2) Analog to-Digital Converter
To quantify the computed result of the CTT multiplication array, an 8-bit low power SAR ADC is implemented using an asynchronous architecture in Fig. 5 , which achieves better power/speed performance compared with its synchronous structure counterparts and does not require multiple phasematched ADC clocks to be distributed. The SAR ADC is connected to the amplifier's output to sense the computed analog voltage. To improve the efficiency, the SAR ADC uses sub-radix [31] and two-capacitor DAC [32] to provide overrange protection to capacitor mismatch and insufficient settling at the expense of one more conversion cycle.
The comparator in Fig. 6 uses a double-tail latch topology with an integrator (M1P/M1N) followed by three parallel differential pairs (M2aP/M2aN, M2bP/M2bN, M3bP/M3bN) and a regenerative latch to accommodate the 1V low supply voltage. The latch reset differential pairs help to minimize the regeneration time by minimizing the device capacitances. When clk is low, the nodes dip and dim are reset to supply while the outputs op1 and on1 are discharged to ground. When clk goes high, dip and dim begin discharging to ground while the differential input signal VIPVIN is being integrated and amplified to dipdim. When dip or dim is low enough to turn on M2aN or M2aP, regeneration is triggered. A small differential-pair injecting correction current is added at the latch input for offset calibration, instead of a capacitive load of input transistors, because the heavy capacitive load increases the integration time that affects the speed.
B. Operation Procedure
The operation of the proposed engine is simple and effective. The pre-trained weight values will first be mapped to the conductance or threshold voltage of CTTs and then written into the array by counted pulse generators. In each column, the drains of the CTTs are connected together in order to reduce the number of input port hardware overhead. The drain voltage represents the bit values of the input. To enable parallel computation, each input value is decomposed into 8 bits and fed into the array in sequence, which will be handled by the SAF block. The first necessary operation in the digital domain after ADC sampling is sequential accumulation to sum the currents for all decomposed bit components in SAF and recover the complete results including the full resolution. The calculated partial summation of each bit accumulates together in the digital domain.

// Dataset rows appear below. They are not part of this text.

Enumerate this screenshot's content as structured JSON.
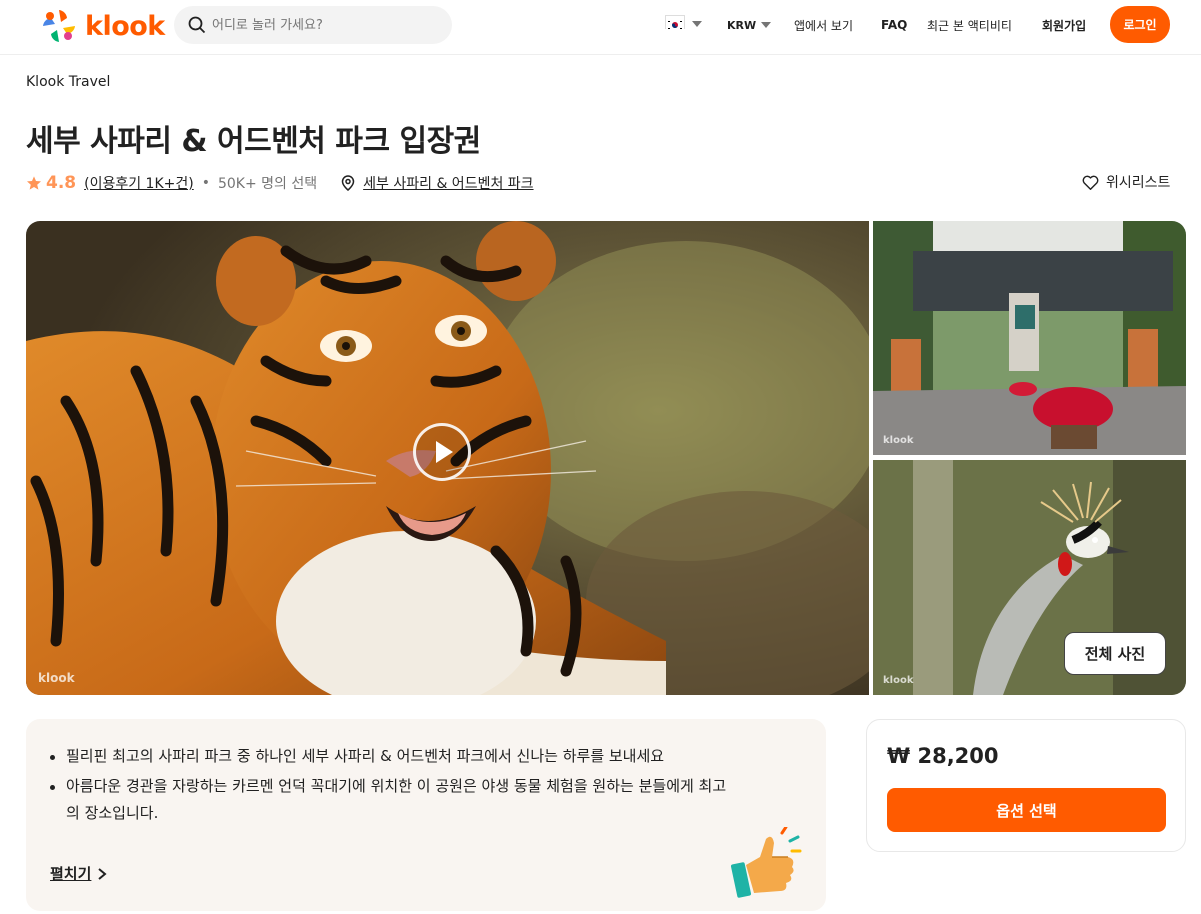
{
  "header": {
    "logo_text": "klook",
    "search_placeholder": "어디로 놀러 가세요?",
    "currency": "KRW",
    "app_link": "앱에서 보기",
    "faq": "FAQ",
    "recent": "최근 본 액티비티",
    "signup": "회원가입",
    "login": "로그인",
    "accent": "#ff5b00"
  },
  "breadcrumb": "Klook Travel",
  "title": "세부 사파리 & 어드벤처 파크 입장권",
  "meta": {
    "rating": "4.8",
    "reviews": "(이용후기 1K+건)",
    "separator": "•",
    "booked": "50K+ 명의 선택",
    "location": "세부 사파리 & 어드벤처 파크",
    "wishlist": "위시리스트"
  },
  "gallery": {
    "watermark": "klook",
    "all_photos": "전체 사진"
  },
  "highlights": {
    "items": [
      "필리핀 최고의 사파리 파크 중 하나인 세부 사파리 & 어드벤처 파크에서 신나는 하루를 보내세요",
      "아름다운 경관을 자랑하는 카르멘 언덕 꼭대기에 위치한 이 공원은 야생 동물 체험을 원하는 분들에게 최고의 장소입니다."
    ],
    "expand": "펼치기"
  },
  "price_card": {
    "price": "₩ 28,200",
    "select": "옵션 선택"
  }
}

Before starting actual computation, a group of calibration data with known input value will be load into the CTT array. The correct calculation results have already been stored in the digital domain. The calculation results will be sampled and fed into calibration algorithm. This process is calibration initialization.
For a 784 × 784 CTT array, the number of clock cycles to write all the weights is equal to 784 times largest pulse number because 784-counted pulse generators program CTT device column by column and the largest pulse number determines how fast one column weight programming will finish. This process might be quite slow and need an extra error-correction algorithm to maintain weight accuracy. Once programming is done, those values are nonvolatile and forward propagation or inference speed is fast because of the fast-reading feature of CTTs. Consequently, the proposed computing engine is mainly targeting the inference mode, rather than the training process.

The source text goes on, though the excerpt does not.